Microsoft Corp. recently endorsed use of Java, at the same time that it announced its own Visual Basic Script for "providing business object extensions to World Wide Web applications." This script, Microsoft asserted, also facilitates integration into existing corporate systems. Sun and Microsoft have been in negotiations that reportedly may lead to an official Windows-version of Java.
Java can even be used to develop Corba-compliant applications over the Internet, according to Post Modern Computing, based in Mountain View, Calif. The company just announced Black Widow, an object request broker (ORB) that connects Corba applets to the Web.
Black Widow automatically generates the code required for client-and server-side Java applications. In addition, says its creator, it can use Corba services to ensure continuous availability of Web servers. Another use: helping companies connect to legacy applications over the Internet using object wrappers.
"I think Java has a really good shot at being the default standard," said Jens Christensen, Post Modern president and CEO, "especially now that Microsoft has licensed it."
Moves by Computer Associates International, VMark and others indicate that the real power of software like Java may be discovered as it is extended to manage and distribute applications over the Internet.
"Most vendors are moving towards an approach where you can do centralized management and licensing from a central plane, so you never have to know your application has been updated," said Be-atriz Infante, vice president, Oracle's Open Systems Division, speaking at the recent Softwarevision Conference sponsored by Price Waterhouse.
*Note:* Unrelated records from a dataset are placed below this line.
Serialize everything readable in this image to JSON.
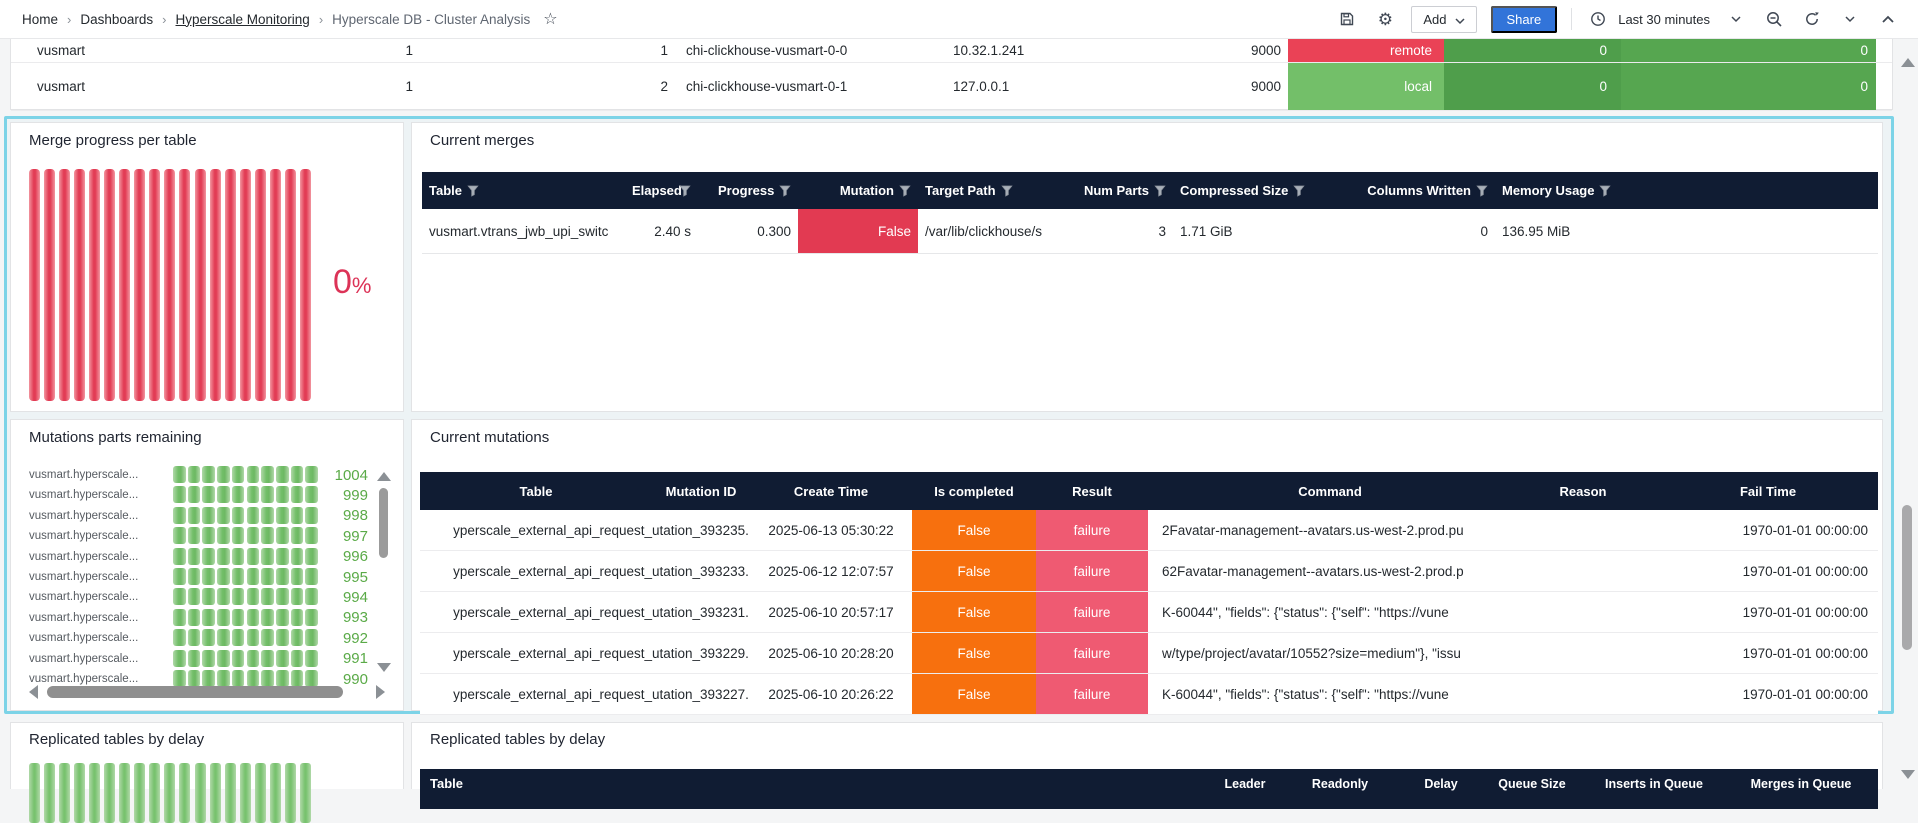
{
  "breadcrumb": {
    "separator": "›",
    "items": [
      "Home",
      "Dashboards",
      "Hyperscale Monitoring",
      "Hyperscale DB - Cluster Analysis"
    ]
  },
  "toolbar": {
    "add_label": "Add",
    "share_label": "Share",
    "time_range": "Last 30 minutes"
  },
  "cluster_table": {
    "rows": [
      {
        "name": "vusmart",
        "shard": "1",
        "replica": "1",
        "host": "chi-clickhouse-vusmart-0-0",
        "address": "10.32.1.241",
        "port": "9000",
        "locality": "remote",
        "locality_style": "red",
        "queue1": "0",
        "queue2": "0"
      },
      {
        "name": "vusmart",
        "shard": "1",
        "replica": "2",
        "host": "chi-clickhouse-vusmart-0-1",
        "address": "127.0.0.1",
        "port": "9000",
        "locality": "local",
        "locality_style": "green",
        "queue1": "0",
        "queue2": "0"
      }
    ]
  },
  "merge_progress": {
    "title": "Merge progress per table",
    "value": "0",
    "unit": "%",
    "bar_count": 19,
    "bar_color": "#e23c55"
  },
  "current_merges": {
    "title": "Current merges",
    "columns": [
      "Table",
      "Elapsed",
      "Progress",
      "Mutation",
      "Target Path",
      "Num Parts",
      "Compressed Size",
      "Columns Written",
      "Memory Usage"
    ],
    "rows": [
      [
        "vusmart.vtrans_jwb_upi_switc",
        "2.40 s",
        "0.300",
        "False",
        "/var/lib/clickhouse/s",
        "3",
        "1.71 GiB",
        "0",
        "136.95 MiB"
      ]
    ]
  },
  "mutations_remaining": {
    "title": "Mutations parts remaining",
    "segments_per_row": 10,
    "rows": [
      {
        "label": "vusmart.hyperscale...",
        "value": "1004"
      },
      {
        "label": "vusmart.hyperscale...",
        "value": "999"
      },
      {
        "label": "vusmart.hyperscale...",
        "value": "998"
      },
      {
        "label": "vusmart.hyperscale...",
        "value": "997"
      },
      {
        "label": "vusmart.hyperscale...",
        "value": "996"
      },
      {
        "label": "vusmart.hyperscale...",
        "value": "995"
      },
      {
        "label": "vusmart.hyperscale...",
        "value": "994"
      },
      {
        "label": "vusmart.hyperscale...",
        "value": "993"
      },
      {
        "label": "vusmart.hyperscale...",
        "value": "992"
      },
      {
        "label": "vusmart.hyperscale...",
        "value": "991"
      },
      {
        "label": "vusmart.hyperscale...",
        "value": "990"
      }
    ]
  },
  "current_mutations": {
    "title": "Current mutations",
    "columns": [
      "Table",
      "Mutation ID",
      "Create Time",
      "Is completed",
      "Result",
      "Command",
      "Reason",
      "Fail Time"
    ],
    "rows": [
      {
        "table": "yperscale_external_api_request_",
        "mutation_id": "utation_393235.",
        "create_time": "2025-06-13 05:30:22",
        "is_completed": "False",
        "result": "failure",
        "command": "2Favatar-management--avatars.us-west-2.prod.pu",
        "reason": "",
        "fail_time": "1970-01-01 00:00:00"
      },
      {
        "table": "yperscale_external_api_request_",
        "mutation_id": "utation_393233.",
        "create_time": "2025-06-12 12:07:57",
        "is_completed": "False",
        "result": "failure",
        "command": "62Favatar-management--avatars.us-west-2.prod.p",
        "reason": "",
        "fail_time": "1970-01-01 00:00:00"
      },
      {
        "table": "yperscale_external_api_request_",
        "mutation_id": "utation_393231.",
        "create_time": "2025-06-10 20:57:17",
        "is_completed": "False",
        "result": "failure",
        "command": "K-60044\", \"fields\": {\"status\": {\"self\": \"https://vune",
        "reason": "",
        "fail_time": "1970-01-01 00:00:00"
      },
      {
        "table": "yperscale_external_api_request_",
        "mutation_id": "utation_393229.",
        "create_time": "2025-06-10 20:28:20",
        "is_completed": "False",
        "result": "failure",
        "command": "w/type/project/avatar/10552?size=medium\"}, \"issu",
        "reason": "",
        "fail_time": "1970-01-01 00:00:00"
      },
      {
        "table": "yperscale_external_api_request_",
        "mutation_id": "utation_393227.",
        "create_time": "2025-06-10 20:26:22",
        "is_completed": "False",
        "result": "failure",
        "command": "K-60044\", \"fields\": {\"status\": {\"self\": \"https://vune",
        "reason": "",
        "fail_time": "1970-01-01 00:00:00"
      }
    ]
  },
  "replicated_left": {
    "title": "Replicated tables by delay",
    "bar_count": 19
  },
  "replicated_right": {
    "title": "Replicated tables by delay",
    "columns": [
      "Table",
      "Leader",
      "Readonly",
      "Delay",
      "Queue Size",
      "Inserts in Queue",
      "Merges in Queue"
    ]
  },
  "colors": {
    "accent_blue": "#3274d9",
    "header_navy": "#101c33",
    "red": "#e23a52",
    "orange": "#f7700e",
    "pink": "#ef5a72",
    "green": "#73bf69",
    "highlight_cyan": "#7cd3e7"
  }
}
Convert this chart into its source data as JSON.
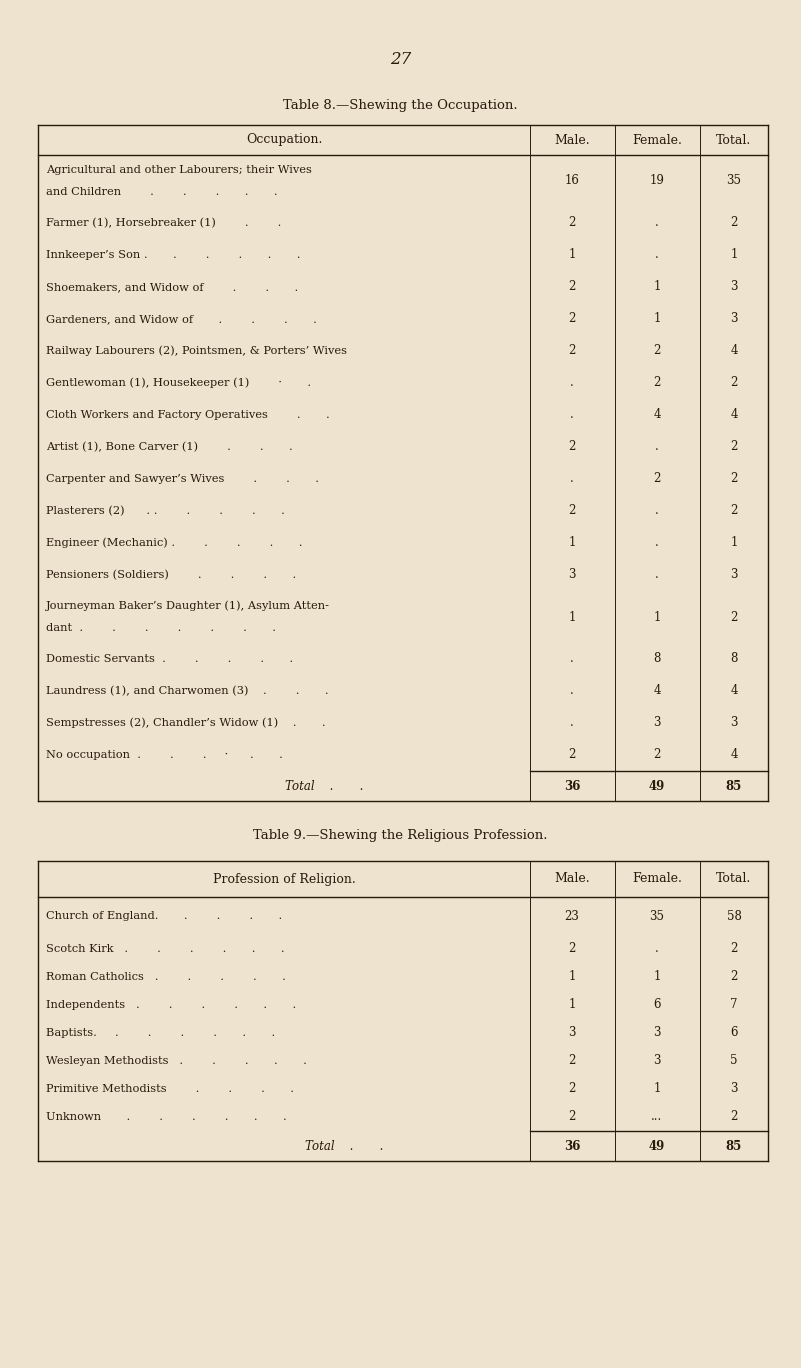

Many suspect that Microsoft decided to change strategies because its proprietary approach was out of sync in an Internet world created by open standards. Also, the company's plans to rule the Internet desktop have been thwarted in the wake of superior Internet browser products such as Netscape Navigator. In fact, 70% of Windows 95 users have skipped Microsoft's Internet Explorer in favor of other Internet browsers, despite the fact that Internet Explorer comes free with Windows 95.
To speed development of Internet applications, Microsoft is going after the audience it knows and loves: an estimated three million Visual Basic program- mers. Visual Basic Script is a scripting language designed to create active content on the World Wide Web. The tool enables developers to automate objects within Web pages using OLE objects and applets created with Java.
Microsoft is licensing Visual Basic Script to application browser and tool vendors at no charge. In addition, it is presenting the tool to the Internet Engineering Task Force and the W3 Consortium, which create Web standards. Microsoft is also posting a source reference implementation on the Internet so third parties can port it to other platforms.
Philippe Kahn, chief executive officer of Starfish Software, commented on Microsoft's strategy during the Softwarevision conference. "We have the biggest paradigm shift since the PC, and that is a new infrastructure. What is good is that we now know we will have industry standards that will be driven through open competition." The PC will no longer serve for mere document creation, said Kahn. It will become a true personal communicator.